One cried ‘God bless us!’ and ‘Amen!’ the other, as they had seen me with these hangman’s hands. Listening their fear, I could not say ‘Amen’, when they did say ‘God bless us!’
But wherefore could I not pronounce ‘Amen’?”
This shows clearly that he is extremely disturbed by what he has done and that and every little thing he heard, he saw as a threat to him and he became paranoid that he had been seen. He is shaky, scared, anxious and nervous. All of these sides of Macbeth that we have never seen before. Any chance that Macbeth had to rise to greatness has been had now and his character continues to change for the worse.
He decides to visit the witches again and when he next meets them, they tell him three things in the usual order, beginning with something he knows:
“Macbeth, Macbeth, Macbeth, beware Macduff; Beware the Thane of Fife. Dismiss me. Enough.”

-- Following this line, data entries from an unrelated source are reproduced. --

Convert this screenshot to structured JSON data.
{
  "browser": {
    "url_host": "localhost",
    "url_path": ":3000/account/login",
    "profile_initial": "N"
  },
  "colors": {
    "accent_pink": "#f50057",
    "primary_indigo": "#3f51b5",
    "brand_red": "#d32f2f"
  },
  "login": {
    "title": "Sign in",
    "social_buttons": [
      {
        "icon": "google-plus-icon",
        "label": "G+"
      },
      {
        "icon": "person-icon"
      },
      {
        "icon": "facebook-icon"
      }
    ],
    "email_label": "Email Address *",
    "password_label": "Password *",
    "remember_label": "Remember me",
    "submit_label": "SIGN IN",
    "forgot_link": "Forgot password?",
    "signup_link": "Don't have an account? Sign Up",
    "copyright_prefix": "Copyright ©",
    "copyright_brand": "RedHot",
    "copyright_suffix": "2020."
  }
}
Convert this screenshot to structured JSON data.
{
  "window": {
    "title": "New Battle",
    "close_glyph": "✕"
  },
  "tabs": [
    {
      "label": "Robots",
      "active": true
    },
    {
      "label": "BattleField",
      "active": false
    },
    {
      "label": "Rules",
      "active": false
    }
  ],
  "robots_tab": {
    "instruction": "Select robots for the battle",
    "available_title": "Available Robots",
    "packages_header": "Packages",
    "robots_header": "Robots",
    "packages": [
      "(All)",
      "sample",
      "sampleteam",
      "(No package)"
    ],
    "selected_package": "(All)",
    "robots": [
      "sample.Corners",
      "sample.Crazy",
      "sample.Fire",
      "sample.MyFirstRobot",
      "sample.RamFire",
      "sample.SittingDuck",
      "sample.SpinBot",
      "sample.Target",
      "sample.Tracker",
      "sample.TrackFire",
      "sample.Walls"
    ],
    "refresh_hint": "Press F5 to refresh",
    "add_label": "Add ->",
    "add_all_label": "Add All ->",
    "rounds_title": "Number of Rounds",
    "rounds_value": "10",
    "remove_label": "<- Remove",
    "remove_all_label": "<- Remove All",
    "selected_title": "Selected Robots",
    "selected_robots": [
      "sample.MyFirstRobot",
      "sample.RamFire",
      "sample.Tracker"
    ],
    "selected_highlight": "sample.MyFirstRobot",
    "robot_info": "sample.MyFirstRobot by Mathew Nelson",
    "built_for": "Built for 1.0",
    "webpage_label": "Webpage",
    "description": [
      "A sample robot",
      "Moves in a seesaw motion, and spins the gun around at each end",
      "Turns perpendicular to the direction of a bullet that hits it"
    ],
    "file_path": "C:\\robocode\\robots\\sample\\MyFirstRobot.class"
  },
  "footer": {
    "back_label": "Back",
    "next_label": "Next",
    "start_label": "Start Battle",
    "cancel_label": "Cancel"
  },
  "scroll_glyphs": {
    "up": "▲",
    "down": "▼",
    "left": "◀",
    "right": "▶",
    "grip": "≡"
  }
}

Again, because he already knows of Macduff’s suspicions, Macbeth trusts the witches again. The next thing they tell him is:
“Macbeth, Macbeth, Macbeth! Be bloody, bold and resolute; laugh to scorn the power of man, for none of woman born shall harm Macbeth.”
Because of his trust in the witches and also because this is what he wants to hear, he believes it and now thinks that no man born of woman (no one at all as we were all born from a woman) shall harm him. He believes the next thing they tell for much the same reason:
“Be lion-mettled, proud and take no care who chafes, who frets, or where conspirers are. Macbeth shall never vanquished be, until Great Birnam wood to high Dunsinane hill shall come against him.”
Of course, it is not at all possible for a forest to uproot itself and move to another location so Macbeth now believes, judging by the last two statements made by the witches, that no one on the face of the earth can harm him. And so begins another stage in the development of Macbeth’s ever-changing character.
This is the stage in which he is so big headed that he thinks he can single-handedly beat a huge army of soldiers (the English army which Macduff sent for to help). He then becomes scared and nervous again when he finds out that his worst fear and enemy, Macduff, was not born naturally, but was in fact born by a caesarean. This revelation also brings about another side of Macbeth that we’ve never seen before, cowardliness. When he finds this out, he refuses to fight Macduff. Macduff however says:
“Then yield thee coward, and live to be the show and gaze o’ th’ time. We’ll have thee, as our rarer monsters are, painted upon a pole and underwrit, ‘Here may you see the tyrant.’
Macbeth no returns to the beginning and for a brief moment becomes the brave Macbeth we all know:
“I will not yield, to kiss the ground before young Malcolm’s feet, and to be baited with the rabble’s curse. Though Birnam wood come to Dunsinane, and thou opposed, being of no woman born, yet I will try the last. Before my body, I throw my warlike shield. Lay on Macduff, and damned to him that cries ‘Hold, enough!’
So, even with the odds stacked against him, at the end of the play Macbeth ironically returns to the heroism seen at the start. Macduff kills him.
I think that Macbeth could have risen to greatness, but he didn’t because of the way the witches fooled him and also because of his wife’s influence in that she persuaded him to kill Duncan. So, in a way, his behaviour is excusable, but only and insecure and weak person would allow himself to be fooled by evil into doing evil.